If we read Rashi's words carefully, we will realize that he is trying to teach us something deeper than the names of the children. With the words, "about whom this parshah speaks," Rashi teaches us how to think about Yaakov - and even more so, how to think about Esav.

We know that Esav was a person who did not always do good deeds. We do not approve of what he did or the way he talked. But Rashi tells us, "Yaakov and Esav, about whom this parshah speaks." We should look at a person, even an Esav, the way our parshah in the Torah speaks.

What does this mean?

The Torah does not decide whether a person is good only by his deeds. The Torah looks deeper, into his neshamah, and searches for the good which is there. Every Jewish neshamah is good, because it is a part of HaShem. Even if a person may not do good deeds, the goodness of his neshamah is there, and the Torah tells us that it has the power to come out. Nothing can stand in the way of the neshamah.

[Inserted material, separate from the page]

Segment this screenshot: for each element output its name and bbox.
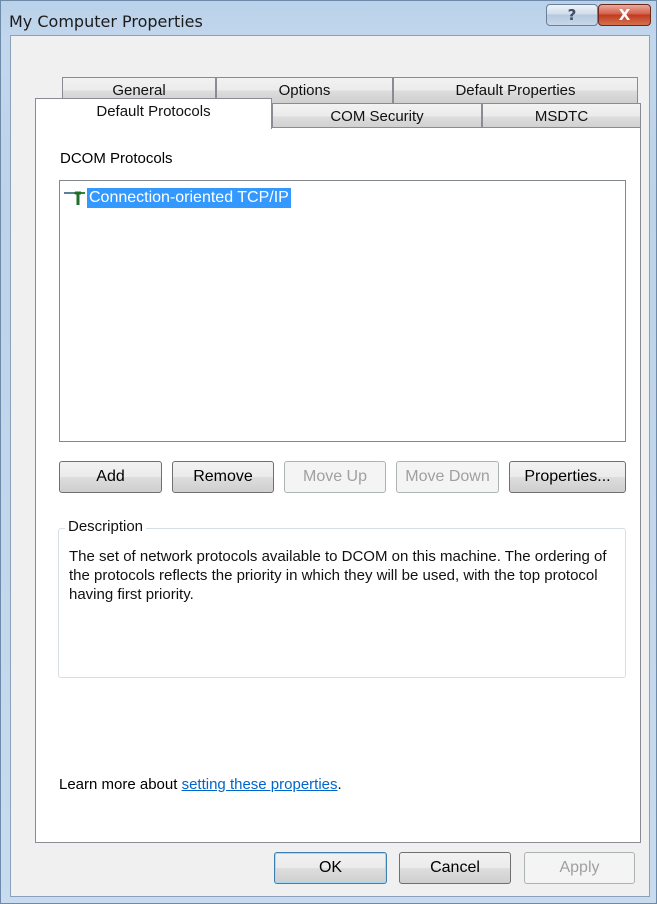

Rashi is teaching us not to jump to our own conclusions about Esav. Instead, we should try to see things in the same way as the Torah. This helps us realize that even a person like Esav has good inside, and that HaShem is waiting patiently for it to come out and shine.

Yitzchak realized this. That is why he was willing to give Esav the precious blessings he had received from Avraham. He was hoping that Esav would be able to bring out the goodness in his neshamah and begin doing good deeds.